By March 22 you must email me a paper describing and evaluating your project. The paper should be no more than 10 pages in at least 11-point font. I may post the papers on the class web site.
At 12:15pm Thursday, March 23, you will present your project to the class and demo what you have done. Your combined talk and demo should take no more than 20 minutes. You must also submit the source code to your project at this time. Note that this is a hard deadline, since I have to reserve a room for the presentations and submit grades for people.

Here are some ideas you might be interested in for projects. This list is by no means exhaustive.

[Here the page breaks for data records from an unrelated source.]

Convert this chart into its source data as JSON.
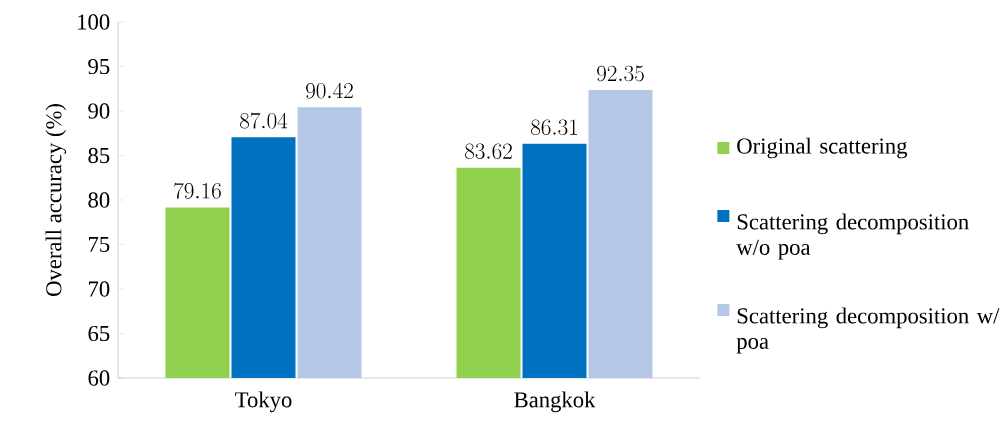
{
  "chart_data": {
    "type": "bar",
    "ylabel": "Overall accuracy (%)",
    "categories": [
      "Tokyo",
      "Bangkok"
    ],
    "series": [
      {
        "name": "Original scattering",
        "color": "#92d050",
        "values": [
          79.16,
          83.62
        ]
      },
      {
        "name": "Scattering decomposition w/o poa",
        "color": "#0070c0",
        "values": [
          87.04,
          86.31
        ]
      },
      {
        "name": "Scattering decomposition w/ poa",
        "color": "#b4c7e7",
        "values": [
          90.42,
          92.35
        ]
      }
    ],
    "ylim": [
      60,
      100
    ],
    "yticks": [
      60,
      65,
      70,
      75,
      80,
      85,
      90,
      95,
      100
    ],
    "data_labels": true,
    "legend": "right",
    "grid": false
  }
}
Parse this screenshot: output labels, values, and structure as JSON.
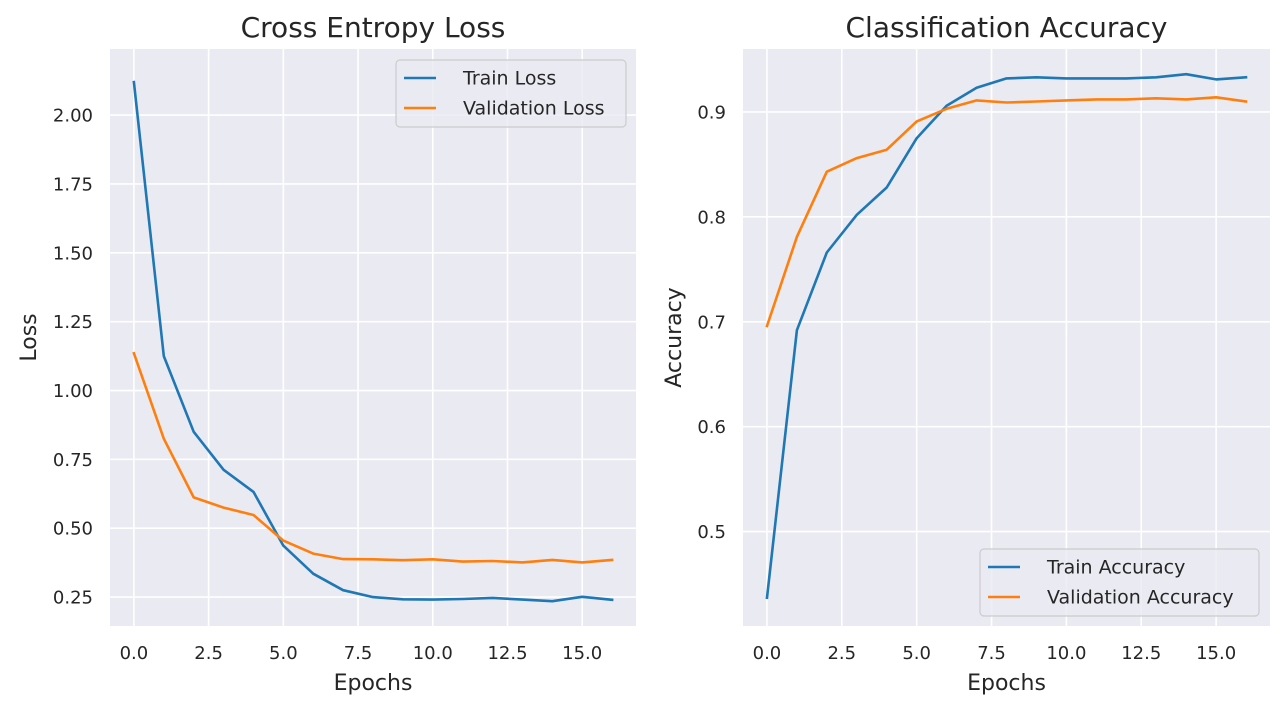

Implement a distributed file system in which the server supports volume migration with copy-on-write snapshots, like AFS.
Build a replicated storage server.
Make some modifications to the NFS3 protocol to support better performance over high-latency, wider area networks and scalability to many clients. Implement the modified protocol in an open-source operating system kernel, or at user-level using the xfs device driver from the ARLA AFS implementation.
Build a distributed file system layered on top of a simple block store abstraction (like Frangipani on Petal). Feel free to look at other classes' labs for some ideas on how to do this.
Modify OpenAFS to add features like security and maybe automounting self-certifying pathnames.
Build a distributed file system in which clients on a LAN cooperate to share their buffer caches, since network accesses are much faster than disk seeks.
Add support for integrity checking or group-readable files to CCFS.
Add support for compressing plaintext files before encrypting them in CCFS.
Design and implement a new buffer cache management scheme. Evaluate it's performance on various workloads (e.g., large databases), compared to regular Linux or BSD.
Implement a file system that periodically (or consistently) snapshots users' files, so they can recover from accidental deletion.
Design and implement a kernel-level file system that takes advantage of rarely used hardware functionality (maybe the ability to have non-standard sector sizes).
Build a file-system front-end to another data access system, like the web, or a version control system.
Build a cooperative backup system (see, for instance, Pastiche).
Build an append-only (or append-mostly) file system that elides redundant data to make it reasonable to dump backups on to optical medial like DVD+R on a daily basis. See Venti and Fossil for some ideas on this.
Build or modify an existing file system to make it re-organize data placement to optimize performance. For instance, if a particular HTML file is always accessed in conjunction with several image files, they might be located near each other to reduce latency. Data that often causes buffer cache misses might even be replicated on several parts of the disk.
Build a storage infrastructure for accessing massive data sets in distributed computations over the wide area network.
Extend an existing file system to make NFS service faster through a small amount of non-volatile RAM.
Design and implement a convincing file system benchmark.
Design and implement a user-level file reconciliation protocol that merges changes to distributed copies of a directory tree.
Build a facility for persistent objects in C, C++ or some other high-level language. Use write-ahead logging to survive crashes. Optionally, you might extend the system to work across the network (perhaps using NFS combined with some user-level locking protocol).
Build a storage system that scales to many readers. For example, you might want to have clients upload data to each other, as in BitTorrent. Or you might target media files, like radio or TV shows, in which case users will want to play the file while downloading, and BitTorrent's random download order will not work.

Note, that if you want to do kernel-level work, (for instance for a performance evaluation), we have a limited amount of lab space and equipment you can use.